Report title:CurrentClean: Spatio-temporal Cleaning of Stale seabet
Report time:2019Year11month7Sunday afternoon3:00
Reporting location:Central South seabetseabet Main Computer Building308Conference Room
Reporter:Zheng seabet (seabet seabet)
Report Summary:seabet currency is imperative towards achieving up-to-date and accurate seabet analysis. seabet is considered current if changes in real world entities are reflected in the database. When this does not occur, stale seabet arises. Identifying and repairing stale seabet goes beyond simply having timestamps. Individual entities each have their own update patterns in both space and time, e.g., each bank client has her own deposit/withdrawal patterns that influence whether her account balance is up-to-date, irrespective of the last update time. These update patterns can be learned and predicted given available query logs. In this paper, we present CurrentClean, a probabilistic system for identifying and cleaning stale values. We introduce a spatio-temporal probabilistic model that captures the database update patterns to infer stale values, and propose a set of inference rules that model spatio-temporal update patterns commonly seen in real seabet.
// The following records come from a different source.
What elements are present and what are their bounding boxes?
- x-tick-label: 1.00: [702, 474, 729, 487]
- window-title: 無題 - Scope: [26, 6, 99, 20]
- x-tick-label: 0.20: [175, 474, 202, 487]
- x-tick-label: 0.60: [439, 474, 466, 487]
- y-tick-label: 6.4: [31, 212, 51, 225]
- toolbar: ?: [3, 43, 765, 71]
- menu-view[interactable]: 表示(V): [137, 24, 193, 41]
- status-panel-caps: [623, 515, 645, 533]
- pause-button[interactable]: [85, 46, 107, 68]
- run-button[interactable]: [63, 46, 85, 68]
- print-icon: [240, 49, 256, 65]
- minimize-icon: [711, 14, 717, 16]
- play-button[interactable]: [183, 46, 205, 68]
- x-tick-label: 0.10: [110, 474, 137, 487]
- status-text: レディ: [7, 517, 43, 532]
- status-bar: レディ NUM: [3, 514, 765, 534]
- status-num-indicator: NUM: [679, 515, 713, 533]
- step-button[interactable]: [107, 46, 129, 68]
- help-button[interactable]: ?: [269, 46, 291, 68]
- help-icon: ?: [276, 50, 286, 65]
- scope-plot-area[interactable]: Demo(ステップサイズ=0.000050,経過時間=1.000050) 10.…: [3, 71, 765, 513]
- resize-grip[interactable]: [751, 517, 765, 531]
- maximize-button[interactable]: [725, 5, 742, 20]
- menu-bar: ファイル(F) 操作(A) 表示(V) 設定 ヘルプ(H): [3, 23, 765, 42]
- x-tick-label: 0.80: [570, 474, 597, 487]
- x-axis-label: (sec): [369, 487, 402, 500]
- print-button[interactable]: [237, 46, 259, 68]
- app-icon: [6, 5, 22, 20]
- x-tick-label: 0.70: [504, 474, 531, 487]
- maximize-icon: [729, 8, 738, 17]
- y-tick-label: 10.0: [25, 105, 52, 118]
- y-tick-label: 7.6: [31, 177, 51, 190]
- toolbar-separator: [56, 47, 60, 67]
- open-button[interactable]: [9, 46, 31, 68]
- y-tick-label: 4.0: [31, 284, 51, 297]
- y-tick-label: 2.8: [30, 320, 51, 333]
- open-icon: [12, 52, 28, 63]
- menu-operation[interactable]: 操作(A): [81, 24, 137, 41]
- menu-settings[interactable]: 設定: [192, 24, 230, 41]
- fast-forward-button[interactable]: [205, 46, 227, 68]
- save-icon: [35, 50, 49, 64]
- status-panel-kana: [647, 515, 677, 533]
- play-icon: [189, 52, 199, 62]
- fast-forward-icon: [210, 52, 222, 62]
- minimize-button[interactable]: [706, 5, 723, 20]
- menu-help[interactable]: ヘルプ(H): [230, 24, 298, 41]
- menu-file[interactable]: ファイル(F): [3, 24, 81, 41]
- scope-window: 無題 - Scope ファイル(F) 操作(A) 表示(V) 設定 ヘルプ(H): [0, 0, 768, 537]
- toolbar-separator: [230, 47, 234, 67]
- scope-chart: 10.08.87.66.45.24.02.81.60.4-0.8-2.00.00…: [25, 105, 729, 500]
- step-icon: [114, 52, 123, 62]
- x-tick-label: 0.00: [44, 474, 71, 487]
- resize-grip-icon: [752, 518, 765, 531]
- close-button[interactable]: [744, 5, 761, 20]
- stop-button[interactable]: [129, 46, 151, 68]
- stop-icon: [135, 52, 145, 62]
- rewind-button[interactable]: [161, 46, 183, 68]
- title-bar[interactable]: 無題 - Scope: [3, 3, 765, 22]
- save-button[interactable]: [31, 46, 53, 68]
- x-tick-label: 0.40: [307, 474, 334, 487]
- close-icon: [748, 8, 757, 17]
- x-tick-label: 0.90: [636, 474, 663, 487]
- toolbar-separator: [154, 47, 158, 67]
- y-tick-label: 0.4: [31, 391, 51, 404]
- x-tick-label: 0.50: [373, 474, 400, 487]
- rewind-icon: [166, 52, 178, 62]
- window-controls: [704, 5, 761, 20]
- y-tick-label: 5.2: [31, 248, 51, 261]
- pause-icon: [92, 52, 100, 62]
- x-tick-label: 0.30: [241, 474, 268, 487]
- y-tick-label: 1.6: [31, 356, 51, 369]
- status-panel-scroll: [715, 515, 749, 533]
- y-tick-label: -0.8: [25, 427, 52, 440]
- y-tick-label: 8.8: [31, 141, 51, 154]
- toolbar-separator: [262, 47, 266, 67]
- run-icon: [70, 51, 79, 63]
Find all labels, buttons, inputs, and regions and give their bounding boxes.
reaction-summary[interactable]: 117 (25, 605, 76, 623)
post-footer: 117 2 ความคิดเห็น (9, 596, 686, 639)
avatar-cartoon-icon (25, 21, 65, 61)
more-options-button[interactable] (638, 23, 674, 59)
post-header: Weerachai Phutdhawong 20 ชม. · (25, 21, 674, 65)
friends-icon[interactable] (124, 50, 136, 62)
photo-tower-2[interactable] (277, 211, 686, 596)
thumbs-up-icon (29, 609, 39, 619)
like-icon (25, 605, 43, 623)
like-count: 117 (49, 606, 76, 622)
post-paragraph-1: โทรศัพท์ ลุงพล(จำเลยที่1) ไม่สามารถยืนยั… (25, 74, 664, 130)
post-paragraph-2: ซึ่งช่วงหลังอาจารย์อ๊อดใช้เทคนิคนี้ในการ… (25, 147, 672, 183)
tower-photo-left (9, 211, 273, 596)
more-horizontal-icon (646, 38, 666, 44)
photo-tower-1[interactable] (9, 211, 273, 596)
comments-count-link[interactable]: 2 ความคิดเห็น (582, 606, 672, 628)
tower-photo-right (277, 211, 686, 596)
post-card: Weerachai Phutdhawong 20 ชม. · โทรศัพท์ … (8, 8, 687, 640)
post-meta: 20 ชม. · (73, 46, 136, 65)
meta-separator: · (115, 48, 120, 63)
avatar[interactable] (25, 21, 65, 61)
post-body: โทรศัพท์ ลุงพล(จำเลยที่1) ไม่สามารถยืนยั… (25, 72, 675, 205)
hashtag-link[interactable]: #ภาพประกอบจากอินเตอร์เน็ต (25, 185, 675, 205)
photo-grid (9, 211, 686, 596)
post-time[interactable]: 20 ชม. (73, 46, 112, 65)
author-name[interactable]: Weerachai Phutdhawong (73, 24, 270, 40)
We recommend repairs to clean stale values by learning from past update values over cells to repair stale values to current values. Our evaluation shows CurrentClean's effectiveness to identify stale values over real seabet, and achieves improved error detection and repair accuracy over state-of-the-art techniques.
About the speaker:Zheng Zheng,PhD candidate in seabet of Computer Science, McMaster University, Canada。2015Received a master's degree in computer science from the seabet of Chinese Academy of Sciences,His research field is: database system,Big seabet management,Machine Learning。atICDE、CIKM、EDBT、Transactions in GISPublished many academic papers in important international journals and conferences.